6 of 45 comments (clear)

  1. This is normal. by A+beautiful+mind · · Score: 4, Insightful

    GIT is focused on trading more filespace for less bandwith. This is important for a lot of scattered developers who can afford 1-2 GB more on a harddrive, but 200-300 mb more would suck on a dsl or dialup connection.

    --
    It takes a man to suffer ignorance and smile
    Be yourself no matter what they say
  2. See? I Told You So! by Larry+McVoy · · Score: 3, Funny

    Bow before my might, l1nux l00s3rs!

  3. Filesystem? by RealBorg · · Score: 5, Interesting

    Maybe kernel.org should finally consider moving to a more appropriate filesystem than ext3, preferably reiserfs for it beeing optimized to handle a lot of small files. Tail packing not only saves disk space but more important a lot of memory in block cache.

    1. Re:Filesystem? by Yenya · · Score: 4, Informative
      Disclaimer: I run one of the kernel.org mirrors.

      Ext3 vs. Reiser is not an issue here. FWIW, I use XFS on my mirror volume, and I have also noticed how the git repository increases load on my server. See the CPU usage graph of ftp.linux.cz - look especially at the yearly graph and see how the CPU system time has been increasing for last two months.

      The problem is in rsync - when mirroring the remote repository it has to stat(2) every local and remote file. So the directory trees have to be read to RAM. Hashed or tree-based directories (reiserfs or xfs) can even be slower than plain linear ext3 directories, because you have to read the whole directory anyway, so linear read is faster.

      --
      -Yenya
      --
      While Linux is larger than Emacs, at least Linux has the excuse that it has to be. --Linus
  4. 10 TB by jo42 · · Score: 3, Funny
    That's a pretty decent sized pr0n collection they gots there...

    Kernel sources take up, what, only a handful of gigabytes?

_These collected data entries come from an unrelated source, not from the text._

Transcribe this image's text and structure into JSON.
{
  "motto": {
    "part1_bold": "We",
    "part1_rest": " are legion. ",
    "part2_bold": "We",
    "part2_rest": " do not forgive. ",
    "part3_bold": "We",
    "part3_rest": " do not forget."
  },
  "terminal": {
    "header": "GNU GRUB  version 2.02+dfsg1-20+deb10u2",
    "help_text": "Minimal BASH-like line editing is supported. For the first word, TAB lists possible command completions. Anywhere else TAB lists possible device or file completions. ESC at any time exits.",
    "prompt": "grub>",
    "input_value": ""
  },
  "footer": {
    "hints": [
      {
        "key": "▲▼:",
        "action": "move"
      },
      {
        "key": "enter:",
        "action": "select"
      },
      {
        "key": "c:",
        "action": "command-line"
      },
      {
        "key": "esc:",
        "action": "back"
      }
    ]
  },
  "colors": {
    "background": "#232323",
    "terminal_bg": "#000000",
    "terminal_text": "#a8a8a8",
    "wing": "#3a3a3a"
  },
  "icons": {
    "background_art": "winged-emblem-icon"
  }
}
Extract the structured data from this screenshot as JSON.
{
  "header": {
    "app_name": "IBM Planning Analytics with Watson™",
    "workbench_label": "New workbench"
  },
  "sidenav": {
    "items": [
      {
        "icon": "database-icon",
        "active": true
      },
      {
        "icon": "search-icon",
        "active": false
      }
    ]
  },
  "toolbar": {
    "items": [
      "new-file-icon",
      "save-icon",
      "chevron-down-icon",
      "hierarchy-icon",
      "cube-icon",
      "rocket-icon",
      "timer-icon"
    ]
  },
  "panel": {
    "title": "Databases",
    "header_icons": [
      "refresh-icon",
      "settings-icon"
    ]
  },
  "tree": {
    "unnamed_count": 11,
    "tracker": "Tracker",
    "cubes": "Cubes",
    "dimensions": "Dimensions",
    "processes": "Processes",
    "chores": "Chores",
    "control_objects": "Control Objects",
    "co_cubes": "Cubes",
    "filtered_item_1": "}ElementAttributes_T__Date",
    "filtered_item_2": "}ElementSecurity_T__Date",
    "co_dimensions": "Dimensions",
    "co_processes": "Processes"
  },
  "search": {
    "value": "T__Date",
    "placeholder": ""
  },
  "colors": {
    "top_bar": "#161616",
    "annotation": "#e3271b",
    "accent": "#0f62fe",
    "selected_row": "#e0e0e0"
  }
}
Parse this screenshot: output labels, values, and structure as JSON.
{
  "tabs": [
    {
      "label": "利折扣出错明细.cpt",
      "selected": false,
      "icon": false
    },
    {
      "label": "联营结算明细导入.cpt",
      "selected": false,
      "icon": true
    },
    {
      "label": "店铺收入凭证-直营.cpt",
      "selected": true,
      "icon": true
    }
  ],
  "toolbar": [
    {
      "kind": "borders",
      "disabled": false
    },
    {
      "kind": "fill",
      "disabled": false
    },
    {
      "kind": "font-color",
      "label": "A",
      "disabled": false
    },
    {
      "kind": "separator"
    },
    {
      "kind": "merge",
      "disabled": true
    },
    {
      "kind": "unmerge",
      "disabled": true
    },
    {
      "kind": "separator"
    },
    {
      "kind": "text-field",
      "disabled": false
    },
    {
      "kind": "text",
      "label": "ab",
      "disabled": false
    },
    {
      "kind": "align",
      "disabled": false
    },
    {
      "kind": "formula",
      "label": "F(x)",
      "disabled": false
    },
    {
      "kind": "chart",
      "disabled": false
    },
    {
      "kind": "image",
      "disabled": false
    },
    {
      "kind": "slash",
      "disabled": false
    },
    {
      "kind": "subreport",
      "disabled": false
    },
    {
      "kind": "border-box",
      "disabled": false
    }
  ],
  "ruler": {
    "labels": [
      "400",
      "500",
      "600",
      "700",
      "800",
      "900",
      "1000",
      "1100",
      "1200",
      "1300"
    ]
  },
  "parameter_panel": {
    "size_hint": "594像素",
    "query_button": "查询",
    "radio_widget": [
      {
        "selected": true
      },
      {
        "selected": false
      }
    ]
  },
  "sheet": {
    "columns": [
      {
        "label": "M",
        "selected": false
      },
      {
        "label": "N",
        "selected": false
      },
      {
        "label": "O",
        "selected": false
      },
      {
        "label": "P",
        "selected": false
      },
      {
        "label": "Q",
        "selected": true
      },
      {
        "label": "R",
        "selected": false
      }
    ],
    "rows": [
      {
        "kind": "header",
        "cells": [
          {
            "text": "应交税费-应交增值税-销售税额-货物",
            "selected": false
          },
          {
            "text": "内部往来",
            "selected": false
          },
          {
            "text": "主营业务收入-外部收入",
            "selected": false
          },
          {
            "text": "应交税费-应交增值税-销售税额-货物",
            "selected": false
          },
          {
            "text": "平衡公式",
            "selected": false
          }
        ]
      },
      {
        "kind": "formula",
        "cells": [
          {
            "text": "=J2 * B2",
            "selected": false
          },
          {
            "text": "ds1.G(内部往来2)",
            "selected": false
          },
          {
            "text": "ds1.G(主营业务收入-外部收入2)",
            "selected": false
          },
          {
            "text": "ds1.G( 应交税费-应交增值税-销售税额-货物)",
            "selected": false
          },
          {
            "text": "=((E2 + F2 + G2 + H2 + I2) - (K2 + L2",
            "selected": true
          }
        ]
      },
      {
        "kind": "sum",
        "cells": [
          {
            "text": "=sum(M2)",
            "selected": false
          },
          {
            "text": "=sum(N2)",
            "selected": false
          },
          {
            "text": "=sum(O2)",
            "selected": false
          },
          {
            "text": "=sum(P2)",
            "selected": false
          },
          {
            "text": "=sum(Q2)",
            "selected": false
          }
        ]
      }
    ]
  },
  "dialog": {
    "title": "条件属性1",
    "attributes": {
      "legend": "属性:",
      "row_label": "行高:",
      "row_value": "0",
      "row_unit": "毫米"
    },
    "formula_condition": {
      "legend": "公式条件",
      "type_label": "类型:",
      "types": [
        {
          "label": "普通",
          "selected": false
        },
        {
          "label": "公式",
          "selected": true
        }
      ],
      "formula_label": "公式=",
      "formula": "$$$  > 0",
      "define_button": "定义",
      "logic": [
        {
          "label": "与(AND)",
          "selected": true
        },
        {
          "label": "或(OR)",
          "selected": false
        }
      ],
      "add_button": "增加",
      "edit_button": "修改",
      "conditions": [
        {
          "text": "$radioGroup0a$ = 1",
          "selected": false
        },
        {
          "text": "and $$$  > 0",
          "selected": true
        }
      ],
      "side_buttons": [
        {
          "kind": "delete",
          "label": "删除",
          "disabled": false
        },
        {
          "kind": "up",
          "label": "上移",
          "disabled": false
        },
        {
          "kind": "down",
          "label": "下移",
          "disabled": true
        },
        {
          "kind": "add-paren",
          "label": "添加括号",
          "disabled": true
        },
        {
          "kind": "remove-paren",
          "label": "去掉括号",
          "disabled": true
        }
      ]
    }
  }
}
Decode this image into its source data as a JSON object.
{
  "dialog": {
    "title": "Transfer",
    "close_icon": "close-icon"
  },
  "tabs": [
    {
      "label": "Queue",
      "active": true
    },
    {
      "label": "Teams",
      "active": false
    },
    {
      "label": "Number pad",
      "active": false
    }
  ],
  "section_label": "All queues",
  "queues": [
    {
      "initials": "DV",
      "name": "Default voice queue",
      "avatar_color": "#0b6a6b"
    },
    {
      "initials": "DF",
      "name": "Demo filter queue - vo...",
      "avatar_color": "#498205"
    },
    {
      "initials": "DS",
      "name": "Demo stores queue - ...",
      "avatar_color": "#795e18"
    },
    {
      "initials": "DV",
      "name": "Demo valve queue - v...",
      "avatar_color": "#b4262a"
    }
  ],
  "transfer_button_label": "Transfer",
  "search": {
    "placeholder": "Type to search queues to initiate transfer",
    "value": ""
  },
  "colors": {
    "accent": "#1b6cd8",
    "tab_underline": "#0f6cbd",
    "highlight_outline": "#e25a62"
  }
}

  5. Re:why blame git? by rossifer · · Score: 4, Insightful

    (wouldn't it be cool to store data from your SQL tables in easy-to-parse flat files for instance? That would make recovery and manipulation a lot simpler)

    *snicker*

    *laugh*

    *great rolling peals of laughter*

    *sigh*

    *wipes tear from eye*

    You haven't done much work that actually required databases (or that would massively benefit from a relational programming model). The whole point of moving from flat files to a database is so that the data is stored already parsed, recovery is done by a tool provided by the db vendor, and manipulation is done within rules (constraints) that prevent "programming accidents" (bugs) or "pilot error" (users) from breaking relationships between parts of your data. That eliminates most of the need for recovery right there.

    CM systems get much more powerful and IMHO, simpler, when you start using a decent database as the backend. As for distributed work, there are plenty of good databases that inexpensively and easily fit onto any modern workstation (PostgreSQL is my personal favorite) that can act as a local backing store, giving you fully detached functionality and the benefits of a relationally organized system.

    Regards,
    Ross